Er sollte Recht behalten, denn der Restadler erweist sich in der Folge als ziemlich hartnäckig. Bei Pommes und Bratwurst, Kaffee und Kuchen sowie Kaltgetränken – die Thekentaucher samt Freunden übernehmen unter Leitung von Robin Grote an diesem Tag die Bewirtung – beobachten die Besucher das Schießen. Musik kommt an diesem vom Musikzug der Freiwilligen Feuerwehr Bad Lippspringe. Schuss um Schuss wird der Vogel auseinandergerupft, ehe er nach knapp zweieinhalb Stunden nur noch extrem wackelig im Kugelfang hält. Klar ist zu diesem Zeitpunkt: der nächste der trifft, ist Kreiskönig. Eigentlich wäre Oerlinghausens Ehrenvorsitzender Kristian Hoffmann nun an der Reihe, aber er lässt Heinrich Schindowski den Vortritt. Diese Chance lässt sich der Inhaber der gleichnamigen Gärtnerei natürlich nicht nehmen.

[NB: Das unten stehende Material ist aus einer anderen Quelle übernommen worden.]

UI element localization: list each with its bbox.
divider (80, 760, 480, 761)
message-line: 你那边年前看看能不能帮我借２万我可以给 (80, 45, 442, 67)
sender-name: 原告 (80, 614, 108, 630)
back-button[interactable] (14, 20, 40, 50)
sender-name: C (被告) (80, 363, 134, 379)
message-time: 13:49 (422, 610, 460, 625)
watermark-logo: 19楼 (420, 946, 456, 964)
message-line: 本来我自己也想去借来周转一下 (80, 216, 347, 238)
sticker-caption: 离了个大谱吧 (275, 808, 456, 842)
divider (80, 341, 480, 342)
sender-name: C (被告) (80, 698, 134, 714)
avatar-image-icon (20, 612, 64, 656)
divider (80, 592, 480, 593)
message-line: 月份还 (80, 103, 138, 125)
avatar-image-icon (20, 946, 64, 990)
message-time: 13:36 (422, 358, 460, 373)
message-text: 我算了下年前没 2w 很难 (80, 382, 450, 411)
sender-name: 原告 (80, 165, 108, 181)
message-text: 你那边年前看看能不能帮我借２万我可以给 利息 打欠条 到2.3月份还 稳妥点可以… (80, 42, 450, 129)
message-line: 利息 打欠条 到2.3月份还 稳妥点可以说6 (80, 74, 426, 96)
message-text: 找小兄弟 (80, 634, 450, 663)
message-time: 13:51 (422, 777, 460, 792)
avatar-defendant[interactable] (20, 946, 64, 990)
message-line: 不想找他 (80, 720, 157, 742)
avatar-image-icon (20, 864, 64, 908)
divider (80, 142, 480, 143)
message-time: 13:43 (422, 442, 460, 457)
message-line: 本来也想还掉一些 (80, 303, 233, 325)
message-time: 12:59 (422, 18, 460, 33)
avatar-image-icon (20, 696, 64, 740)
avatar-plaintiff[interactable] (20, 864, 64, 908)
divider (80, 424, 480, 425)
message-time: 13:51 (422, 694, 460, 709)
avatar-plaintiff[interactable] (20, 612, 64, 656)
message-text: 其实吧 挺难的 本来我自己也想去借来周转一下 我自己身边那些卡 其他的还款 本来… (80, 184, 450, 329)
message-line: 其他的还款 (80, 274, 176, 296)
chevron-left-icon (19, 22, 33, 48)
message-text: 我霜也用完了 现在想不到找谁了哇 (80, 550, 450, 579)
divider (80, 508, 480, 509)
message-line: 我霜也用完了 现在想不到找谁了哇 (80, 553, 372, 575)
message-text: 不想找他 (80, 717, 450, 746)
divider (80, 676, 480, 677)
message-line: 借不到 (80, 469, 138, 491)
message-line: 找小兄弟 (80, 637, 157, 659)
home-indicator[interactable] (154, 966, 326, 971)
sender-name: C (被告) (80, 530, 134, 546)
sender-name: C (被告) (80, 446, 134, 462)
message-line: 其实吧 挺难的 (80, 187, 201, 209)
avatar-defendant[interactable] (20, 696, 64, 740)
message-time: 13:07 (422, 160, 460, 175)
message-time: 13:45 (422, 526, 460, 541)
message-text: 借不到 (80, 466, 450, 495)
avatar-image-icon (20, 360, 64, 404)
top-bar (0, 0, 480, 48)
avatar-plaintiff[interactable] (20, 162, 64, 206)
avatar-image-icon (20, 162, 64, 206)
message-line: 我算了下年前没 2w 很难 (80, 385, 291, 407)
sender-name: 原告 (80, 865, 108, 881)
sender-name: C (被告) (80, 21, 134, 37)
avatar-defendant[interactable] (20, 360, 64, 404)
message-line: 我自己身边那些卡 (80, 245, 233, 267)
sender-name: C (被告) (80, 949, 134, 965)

„Vorbeischießen kann ich nicht“, sagt der neue Kreiskönig später mit einem breiten Lächeln auf den Lippen. „Obwohl es meine Frau ja schon geahnt hatte, war das natürlich nicht geplant“, erzählt Schindowski, der seit Jahrzehnten einer der ehrenamtlichen Aktivposten im Unteroffizierkorps der Oerlinghauser Schützen ist. Denn bei mehr als 50 Mitschützen sei es am Ende auch eine Glückssache, wer den Holzvogel abschießt. „Ein absolut würdiger Nachfolger. Damit ist auch klar, dass das nächste Kreiskönigsschießen wieder bei uns in Oerlinghausen stattfinden wird“, findet Schindowskis Vorgänger Sören Grote, der zur Erinnerung eine große Holzscheibe bekommen hat. Zwei von der Sorte hat auch Heinrich Schindowski schon. „Die hängen auf der Terrasse“, sagt der 68-Jährige und lacht: „Für die Dritte ist da aber auch noch Platz.“
Zuvor hatte bereits das Kreisjugendkönigsschießen stattgefunden, bei dem der 13-jährige Malte Zurheide von der Heeper Schützengesellschaft mit dem 199. Schuss den Restadler und ein wenig Wind-Unterstützung den Adler heruntergeholt hatte. „Damit hatte ich nicht gerechnet“, verrät Malte, der sei drei Jahren in Heepen hauptsächlich Luftgewehr schießt. Aus den Händen seines Vorgängers Jobst Schliephake (Nienhagen), der auch den Adler fürs diesjährige Schießen gebaut hatte, bekam er die Kette und die Schärpe verliehen. Kaspar Siewecke (Heepen) hatte sich mit dem 129. Schuss die Krone gesichert. Marc Hülsmann (Heepen) holte mit dem 98. Schuss das Zepter und Isabel Niehage (Nienhagen) mit dem 66. Schuss den Apfel herunter. 17 Jugendliche aus vier Vereinen hatten an diesem Wettbewerb teilgenommen. „Ein ordentliches Ergebnis“, urteilten die Jugendleiter Daniel Diestelmeyer, Timo Wißmann und Marcel Wilhelm.